Posted: 20 February, 2009
NASA’s Galaxy Evolution Explorer has uncovered a new recipe for making dwarf galaxies using pristine gas left over from the early Universe.
Dwarf galaxies are relatively small collections of stars that often orbit around larger galaxies like our Milky Way. They typically contain a population of just a few billion stars, compared with the sprawling cities of large galaxies, like the Milky Way, that contain several hundred billion stars.
The formation of galaxies usually requires the influence of the mysterious substance known as dark matter, or gases containing metals, but in the case of the galaxies spotted by the Galaxy Evolution Explorer (GALEX) in the constellation Leo, they appear to be forming out of gas that lacks both dark matter and metals. Though never seen before, the astronomers working on the project, led by David Thilker of the Henry A. Rowland Department of Physics and Astronomy at The Johns Hopkins University, suspect that this new type of dwarf galaxy may be common throughout the more distant and early Universe, when pristine gas was more pervasive.
Forming dwarf galaxies (in circles) are distinctively blue, indicating they are primarily detected in far ultraviolet light. The faint blue overlay traces the outline of the Leo Ring, a huge cloud of hydrogen and helium that orbits around two massive galaxies in the constellation Leo. Image: NASA/JPL-Caltech/DSS.
The galaxies were seen forming inside the Leo Ring, an expansive cloud of hydrogen and helium that traces an uneven path around two massive galaxies within the constellation Leo. The cloud is thought to be an ancient remnant of material that has remained relatively unchanged since the very earliest days of the Universe.
"This intriguing object has been studied for decades with world-class telescopes operating at radio and optical wavelengths," says Thilker. "Despite such effort, nothing except the gas was detected. No stars at all, young or old, were found. But when we looked at the ring with the Galaxy Evolution Explorer, which is remarkably sensitive to ultraviolet light, we saw telltale evidence of recent massive star formation. It was really unexpected. We are witnessing galaxies forming out of a cloud of primordial gas."

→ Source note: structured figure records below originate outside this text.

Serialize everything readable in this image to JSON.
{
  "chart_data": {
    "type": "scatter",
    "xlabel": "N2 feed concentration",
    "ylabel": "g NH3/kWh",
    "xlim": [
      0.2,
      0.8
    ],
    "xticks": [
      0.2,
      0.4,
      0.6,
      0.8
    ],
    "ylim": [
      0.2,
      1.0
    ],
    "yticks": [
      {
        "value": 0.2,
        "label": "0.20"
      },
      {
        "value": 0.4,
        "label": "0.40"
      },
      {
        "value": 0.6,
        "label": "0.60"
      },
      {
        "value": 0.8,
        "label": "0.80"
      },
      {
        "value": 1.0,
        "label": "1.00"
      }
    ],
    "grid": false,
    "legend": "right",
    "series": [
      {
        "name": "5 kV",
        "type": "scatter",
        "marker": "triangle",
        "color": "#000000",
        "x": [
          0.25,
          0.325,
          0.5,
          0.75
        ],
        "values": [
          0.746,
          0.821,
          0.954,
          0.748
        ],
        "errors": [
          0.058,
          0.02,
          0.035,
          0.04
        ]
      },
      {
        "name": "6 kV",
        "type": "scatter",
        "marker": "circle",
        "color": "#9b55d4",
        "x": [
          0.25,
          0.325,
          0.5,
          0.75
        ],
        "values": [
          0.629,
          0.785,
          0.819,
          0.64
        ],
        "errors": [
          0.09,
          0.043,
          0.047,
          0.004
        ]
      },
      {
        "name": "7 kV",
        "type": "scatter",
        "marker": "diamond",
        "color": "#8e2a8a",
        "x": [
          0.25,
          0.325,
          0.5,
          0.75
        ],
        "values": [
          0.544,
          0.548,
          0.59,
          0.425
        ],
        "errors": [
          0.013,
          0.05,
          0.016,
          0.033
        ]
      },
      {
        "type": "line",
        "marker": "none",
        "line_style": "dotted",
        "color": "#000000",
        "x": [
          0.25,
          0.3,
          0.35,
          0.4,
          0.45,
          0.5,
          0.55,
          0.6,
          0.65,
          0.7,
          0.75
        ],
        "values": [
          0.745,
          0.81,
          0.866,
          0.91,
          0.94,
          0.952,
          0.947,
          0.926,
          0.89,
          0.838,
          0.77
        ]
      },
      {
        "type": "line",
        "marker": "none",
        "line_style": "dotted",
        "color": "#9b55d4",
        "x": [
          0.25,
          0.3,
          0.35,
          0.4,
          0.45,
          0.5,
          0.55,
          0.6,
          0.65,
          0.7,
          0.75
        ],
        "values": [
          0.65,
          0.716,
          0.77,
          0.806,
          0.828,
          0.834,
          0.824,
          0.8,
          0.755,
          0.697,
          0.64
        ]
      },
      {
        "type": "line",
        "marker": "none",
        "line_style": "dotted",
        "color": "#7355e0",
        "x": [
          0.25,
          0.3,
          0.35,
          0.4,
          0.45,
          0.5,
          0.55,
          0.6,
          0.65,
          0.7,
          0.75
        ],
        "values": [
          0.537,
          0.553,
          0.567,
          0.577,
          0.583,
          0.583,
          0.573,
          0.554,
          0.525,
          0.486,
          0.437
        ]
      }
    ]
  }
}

In another recent study, Thilker and his team found the ultraviolet signature of young stars emanating from several clumps of gas within the Leo Ring. "We speculate that these young stellar complexes are dwarf galaxies, although, as previously shown by radio astronomers, the gaseous clumps forming these galaxies lack dark matter," he says. "Almost all other galaxies we know are dominated by dark matter, which acted as a seed for the collection of their luminous components - stars, gas, and dust. What we see occurring in the Leo Ring is a new mode for the formation of dwarf galaxies in material remaining from the much earlier assembly of this galaxy group."
The Leo Ring visible image represents the survey's blue, red, and infrared bands. The overlay indicating the location of hydrogen gas in the Leo Ring is based on observations made at the Arecibo Observatory in Puerto Rico. Image: NASA/JPL-Caltech/DSS.
Invisible dark matter, detected by its gravitational influence, is a major component of both giant and dwarf galaxies with one exception — tidal dwarf galaxies. This sub division of dwarf galaxies condense out of gas recycled from other galaxies and have been separated from most of the dark matter with which they were originally associated. They are produced when galaxies collide and their gravitational masses interact. In the violence of the encounter, streamers of galactic material are pulled out away from the parent galaxies and the halos of dark matter that surround them.
Because they lack dark matter, the new galaxies observed in the Leo Ring resemble tidal dwarf galaxies, but they differ in a fundamental way. The gaseous material making up tidal dwarfs has already been cycled through a galaxy. It has been enriched with metals — elements heavier than helium — produced as stars evolve. "Leo Ring dwarfs are made of much more pristine material without metals," says Thilker. "This discovery allows us to study the star formation process in gas that has not yet been enriched."
Thilker tells Astronomy Now: "It might be that the activity is stimulated by the influence of M96 on the ring." M96 is a spiral galaxy in Leo. "However, the interaction also could be irrelevant, and star formation may be able to quiescently proceed throughout the entire ring, even away from M96)." The team have planned a series of sensitive follow-up UV observations of the entire ring to check this hypothesis. "Self-gravity of the baryonic, gaseous matter in each HI clump may be just enough to initiate the compression process, leading to molecular gas and evidently star formation too," he adds.
Thilker also comments that the discovery of this new route to galaxy formation does not replace more conventional processes that rely on dark matter, but instead augments it, clarifying the fate of gaseous leftovers from cosmological structure formation. "Remember that the new detections are small dwarf galaxies, forming stars at an extremely mundane rate with very low efficiency," he says. "I think the bulk of evidence from previous studies still strongly supports the role of dark matter in shaping the well-known galaxy population."
The results of the new study appear in the 19 February issue of the journal Nature.